Avez-vous tout de même l’impression que les pratiques évoluent dans le bon sens sur le terrain ?

Les pouvoirs publics en France sont aujourd’hui à l’écoute de nos propositions. Mais dans les faits, nous dépensons encore trop d’argent à financer les grandes fermes intensives. Même si le constat semble partagé, par exemple sur les dégâts engendrés par le réchauffement climatique dans nos exploitations, au moment de prendre des décisions et d’adopter de nouvelles réglementations, le poids des lobbies fait pencher la balance du mauvais côté. On nous dit que notre activité économique baissera, qu’on licenciera des personnes, mais ces modèles productivistes ne subsistent que grâce à la PAC…

Heureusement, on voit les acteurs des territoires agir : au sein des CIVAM (Centres d’initiatives pour valoriser l’agriculture et le milieu rural), nous tentons d’accompagner notre réseau, de renforcer les expériences de nos membres, de faciliter la diffusion des mesures agro-environnementales. Ensemble, nous avons plus de poids et d’impacts que tout seul sur le terrain.

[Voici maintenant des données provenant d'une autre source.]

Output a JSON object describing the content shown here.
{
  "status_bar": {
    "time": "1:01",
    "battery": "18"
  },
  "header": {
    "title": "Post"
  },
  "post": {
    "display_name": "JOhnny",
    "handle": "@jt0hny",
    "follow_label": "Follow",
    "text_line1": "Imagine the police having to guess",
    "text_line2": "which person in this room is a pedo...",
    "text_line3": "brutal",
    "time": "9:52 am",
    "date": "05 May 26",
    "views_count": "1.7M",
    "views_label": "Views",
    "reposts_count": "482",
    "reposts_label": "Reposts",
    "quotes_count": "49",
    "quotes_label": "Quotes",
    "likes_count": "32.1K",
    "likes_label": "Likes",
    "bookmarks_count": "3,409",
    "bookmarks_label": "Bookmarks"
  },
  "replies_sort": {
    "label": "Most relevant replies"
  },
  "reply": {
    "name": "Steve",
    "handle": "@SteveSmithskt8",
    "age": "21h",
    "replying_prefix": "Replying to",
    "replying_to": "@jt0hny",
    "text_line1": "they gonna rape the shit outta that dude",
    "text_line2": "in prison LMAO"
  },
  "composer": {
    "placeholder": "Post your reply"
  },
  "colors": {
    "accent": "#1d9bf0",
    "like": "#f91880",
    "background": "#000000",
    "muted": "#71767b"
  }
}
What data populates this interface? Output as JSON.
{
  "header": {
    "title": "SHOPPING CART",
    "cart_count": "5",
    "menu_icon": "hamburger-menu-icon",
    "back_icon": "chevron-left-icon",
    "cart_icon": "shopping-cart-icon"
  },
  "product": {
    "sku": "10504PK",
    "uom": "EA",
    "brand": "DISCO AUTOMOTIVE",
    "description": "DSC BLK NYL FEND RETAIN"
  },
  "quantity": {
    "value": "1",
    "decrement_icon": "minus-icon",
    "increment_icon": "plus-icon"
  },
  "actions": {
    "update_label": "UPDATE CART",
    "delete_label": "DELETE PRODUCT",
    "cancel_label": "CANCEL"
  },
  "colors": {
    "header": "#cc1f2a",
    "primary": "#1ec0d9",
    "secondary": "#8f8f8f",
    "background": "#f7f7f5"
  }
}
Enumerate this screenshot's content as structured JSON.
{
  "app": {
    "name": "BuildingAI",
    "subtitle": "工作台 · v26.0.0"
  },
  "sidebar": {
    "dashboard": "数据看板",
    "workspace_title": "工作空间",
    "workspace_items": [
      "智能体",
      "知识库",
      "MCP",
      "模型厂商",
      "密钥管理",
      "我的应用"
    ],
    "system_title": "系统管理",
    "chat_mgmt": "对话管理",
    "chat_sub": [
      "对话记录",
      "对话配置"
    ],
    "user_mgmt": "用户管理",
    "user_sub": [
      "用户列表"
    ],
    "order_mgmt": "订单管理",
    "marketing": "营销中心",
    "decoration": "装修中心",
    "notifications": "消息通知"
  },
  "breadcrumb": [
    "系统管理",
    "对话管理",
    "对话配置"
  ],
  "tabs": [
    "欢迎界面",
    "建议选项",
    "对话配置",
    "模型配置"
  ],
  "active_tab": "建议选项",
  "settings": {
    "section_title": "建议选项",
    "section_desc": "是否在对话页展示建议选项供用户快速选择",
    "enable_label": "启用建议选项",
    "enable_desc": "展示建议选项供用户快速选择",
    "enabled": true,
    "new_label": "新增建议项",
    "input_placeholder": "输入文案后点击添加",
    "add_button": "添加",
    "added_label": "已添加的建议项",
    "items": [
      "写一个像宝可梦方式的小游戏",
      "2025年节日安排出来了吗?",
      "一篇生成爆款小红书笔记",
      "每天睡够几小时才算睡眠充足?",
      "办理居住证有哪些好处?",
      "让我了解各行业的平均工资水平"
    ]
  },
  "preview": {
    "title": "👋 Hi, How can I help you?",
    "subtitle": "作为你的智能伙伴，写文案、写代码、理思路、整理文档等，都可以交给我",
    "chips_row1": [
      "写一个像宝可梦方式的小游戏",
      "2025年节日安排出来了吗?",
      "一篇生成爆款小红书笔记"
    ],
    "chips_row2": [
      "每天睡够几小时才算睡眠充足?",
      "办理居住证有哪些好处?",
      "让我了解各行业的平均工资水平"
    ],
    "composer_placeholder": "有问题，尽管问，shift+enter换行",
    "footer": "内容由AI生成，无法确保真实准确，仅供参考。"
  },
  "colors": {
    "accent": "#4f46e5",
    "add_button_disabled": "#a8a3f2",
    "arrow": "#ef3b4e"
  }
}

Pour en savoir plus : www.pouruneautrepac.eu

Publication

Cet article est extrait du CLER Infos n°119

Sur le terrain, les agriculteurs observent et subissent le dérèglement climatique. En modifiant leurs pratiques agricoles, en réduisant leur consommation d’énergie ou en produisant des énergies renouvelables, ils peuvent aussi agir pour en réduire les effets. Alors que le système agricole et alimentaire français est responsable d’un tiers de nos émissions de gaz à effet de serre, les pouvoirs publics tardent pourtant à prendre des mesures à la hauteur des enjeux. Comment encourager les pratiques agro-écologiques ? Quels projets d’énergie renouvelable favoriser ? Comment les légumineuses agissent-elles en faveur du climat ? Comment activer le levier de l’alimentation durable, main dans la main avec les collectivités locales ?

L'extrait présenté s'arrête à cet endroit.